Currently, I started reading a book "Riemannian Geometry, Peter Petersen". In this book, Example 3 on page 3 explains the Euclidean sphere of radius $r$. $$S^n(r) = \{x \in R^{n+1} : |x| = r\}$$ The authors said that the metric induced from the embedding $j:S^n(r) \to R^{n+1}$ is the canonical metric on $S^n(r)$. The embedding is given by an inclusion.
I want to find the metric on the sphere induced from the given map. Since the embedding is given, we can construct a Riemmanian metric on $S^n(r)$ by pulling back the canonical metric on Euclidean space. $$g_{S^n(r)}(v,w) = g_{R^n}(Dj(v),Dj(w))$$ for $v,w \in T_pS^n.$
Since $j$ is an inclusion map, $Dj=Id$, so I think $$g_{S^n(r)}(v,w) = g_{R^n}(Dj(v),Dj(w)) = g_{R^n}(v,w).$$ Then, is the metric $g_{s^n(r)}$ the same as the metric $g_{R^n}$?
Edit: For $v,w \in T_pS^n$, $$g_{S^n(r)}(v,w) = g_{R^n}(Dj(v),Dj(w)) = g_{R^n}(v,w)$$ as mentioned above. Take an orthonormal basis $\{e_1, e_2, \cdots, e_n\}$. Then $v= \sum v^i e_i$ and $w= \sum w^i e_i$ for some $v^i$ and $w^i$. I want to calculate $$g_{S^n(r)}(v,w).$$ At first, I thought $$g_{S^n(r)}(v,w) = g_{R^n}(v,w) = v^i w^i$$ because $g_{R^n}$ is an identity matrix. However, I caught my mistake that $v=v^ie_i$ and $w=w^i e_i$ in the Euclidean space $R^{n+1}$. I cannot proceed further. How can I evaluate $g_{S^n(r)}(v,w)$ correctly?

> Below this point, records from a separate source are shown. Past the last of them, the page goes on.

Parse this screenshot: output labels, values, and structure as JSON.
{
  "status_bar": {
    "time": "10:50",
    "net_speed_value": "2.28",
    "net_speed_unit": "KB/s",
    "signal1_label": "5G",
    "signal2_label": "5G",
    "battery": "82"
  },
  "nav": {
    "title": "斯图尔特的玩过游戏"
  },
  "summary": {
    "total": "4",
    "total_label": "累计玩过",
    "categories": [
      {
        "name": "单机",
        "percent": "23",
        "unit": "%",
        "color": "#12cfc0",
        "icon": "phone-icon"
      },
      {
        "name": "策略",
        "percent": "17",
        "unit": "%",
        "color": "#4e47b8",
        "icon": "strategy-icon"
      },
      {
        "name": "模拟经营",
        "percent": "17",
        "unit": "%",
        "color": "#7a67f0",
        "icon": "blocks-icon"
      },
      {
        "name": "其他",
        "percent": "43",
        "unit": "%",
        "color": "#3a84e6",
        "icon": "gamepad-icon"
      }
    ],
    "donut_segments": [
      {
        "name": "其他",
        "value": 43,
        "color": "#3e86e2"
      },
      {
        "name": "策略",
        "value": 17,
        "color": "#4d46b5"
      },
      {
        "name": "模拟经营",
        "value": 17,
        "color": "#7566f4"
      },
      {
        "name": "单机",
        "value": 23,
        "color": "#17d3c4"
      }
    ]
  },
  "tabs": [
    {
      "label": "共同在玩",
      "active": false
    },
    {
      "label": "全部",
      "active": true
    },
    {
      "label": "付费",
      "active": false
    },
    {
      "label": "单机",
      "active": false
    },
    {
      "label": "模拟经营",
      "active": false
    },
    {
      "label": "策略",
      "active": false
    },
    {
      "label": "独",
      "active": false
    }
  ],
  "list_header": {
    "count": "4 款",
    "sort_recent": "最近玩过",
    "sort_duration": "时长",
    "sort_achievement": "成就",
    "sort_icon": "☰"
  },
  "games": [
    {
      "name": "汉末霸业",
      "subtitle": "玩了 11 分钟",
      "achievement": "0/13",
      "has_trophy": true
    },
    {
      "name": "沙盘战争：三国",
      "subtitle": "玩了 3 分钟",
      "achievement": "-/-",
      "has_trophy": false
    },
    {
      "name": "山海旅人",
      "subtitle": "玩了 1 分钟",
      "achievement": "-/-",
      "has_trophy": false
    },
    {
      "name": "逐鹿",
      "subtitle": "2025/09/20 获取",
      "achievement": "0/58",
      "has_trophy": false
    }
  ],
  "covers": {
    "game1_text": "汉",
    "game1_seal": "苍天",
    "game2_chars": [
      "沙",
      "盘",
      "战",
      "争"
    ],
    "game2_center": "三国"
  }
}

Petersen recommends using Lee's Introduction to Smooth Manifolds in the preface, so let's just unravel his definitions to see what we get for the differential of a smooth map between smooth manifolds $F : M \to N$. Take coordinate charts $(U, \phi)$ around $p$ and $(V, \psi)$ around $F(p)$ and note that for any $v \in T_pM$ we have, for $f \in C^\infty(U)$:
\begin{align} \text DF(v)(f) &= v(f\circ F) = \sum_{i=1}^m v_i \frac{\partial}{\partial x^i} f\circ F \circ \phi^{-1}\big|_{x = \phi(p)} \\ &=\sum_{i=1}^m v_i \frac{\partial}{\partial x^i} [(f \circ \psi^{-1}) \circ(\psi \circ F \circ \phi^{-1})]\big|_{x = \phi(p)} \\ &=\sum_{i=1}^m v_i \sum_{j = 1}^n\frac{\partial}{\partial y^j} (f \circ \psi^{-1})\big |_{y = \psi(F(p))} \cdot \frac{\partial [\psi \circ F \circ \phi^{-1}]_j}{\partial x^i}\big|_{x = \phi(p)} \\ &=\sum_{j = 1}^n\left(\sum_{i=1}^m v_i \frac{\partial [\psi \circ F \circ \phi^{-1}]_j}{\partial x^i}\big|_{x = \phi(p)}\right)\frac{\partial}{\partial y^j} (f \circ \psi^{-1})\big |_{y = \psi(F(p))} \end{align} In particular, on basis elements: $$ \text DF\left(\frac{\partial}{\partial x^i}\right)(f) = \sum_{j = 1}^n\frac{\partial [\psi \circ F \circ \phi^{-1}]_j}{\partial x^i}\big|_{x = \phi(p)}\frac{\partial}{\partial y^j} (f \circ \psi^{-1})\big |_{y = \psi(F(p))} $$ since we want to find the components of the induced metric, it suffices to evaluate it on the tensor product of basis elements \begin{align} g_{M}\left(\frac{\partial}{\partial x^i}, \frac{\partial}{\partial x^j}\right) &=\sum_{k,r = 1}^n\frac{\partial [\psi \circ F \circ \phi^{-1}]_k}{\partial x^i}\big|_{x = \phi(p)}\frac{\partial [\psi \circ F \circ \phi^{-1}]_r}{\partial x^j}\big|_{x = \phi(p)}g_N\left(\frac{\partial}{\partial y^k} (f \circ \psi^{-1})\big |_{y = \psi(F(p))},\frac{\partial}{\partial y^r} (f \circ \psi^{-1})\big |_{y = \psi(F(p))} \right) \\ &=\sum_{k,r = 1}^n\frac{\partial [\psi \circ F \circ \phi^{-1}]_k}{\partial x^i}\big|_{x = \phi(p)}\frac{\partial [\psi \circ F \circ \phi^{-1}]_r}{\partial x^j}\big|_{x = \phi(p)}[g_N]_{kr} \end{align} where $[g]_{kr}$ are the local coordinate components of the metric $g$. In particular, we can take the canonical metric on $N = \Bbb R^n$ to reduce $[g_N]_{kr} = \delta_{kr}$ if $F$ is the embedding $S^{n-1}\hookrightarrow \Bbb R^n$. Moreover, the chart $\psi$ is given by the identity and so the above equation yields, for your preferred parametrization $\phi$ of the sphere: \begin{align} [g_{S^{n-1}}]_{ij} &=\sum_{k = 1}^n\frac{\partial [\phi^{-1}]_k}{\partial x^i}\big|_{x = \phi(p)}\frac{\partial [\phi^{-1}]_k}{\partial x^j}\big|_{x = \phi(p)} \end{align}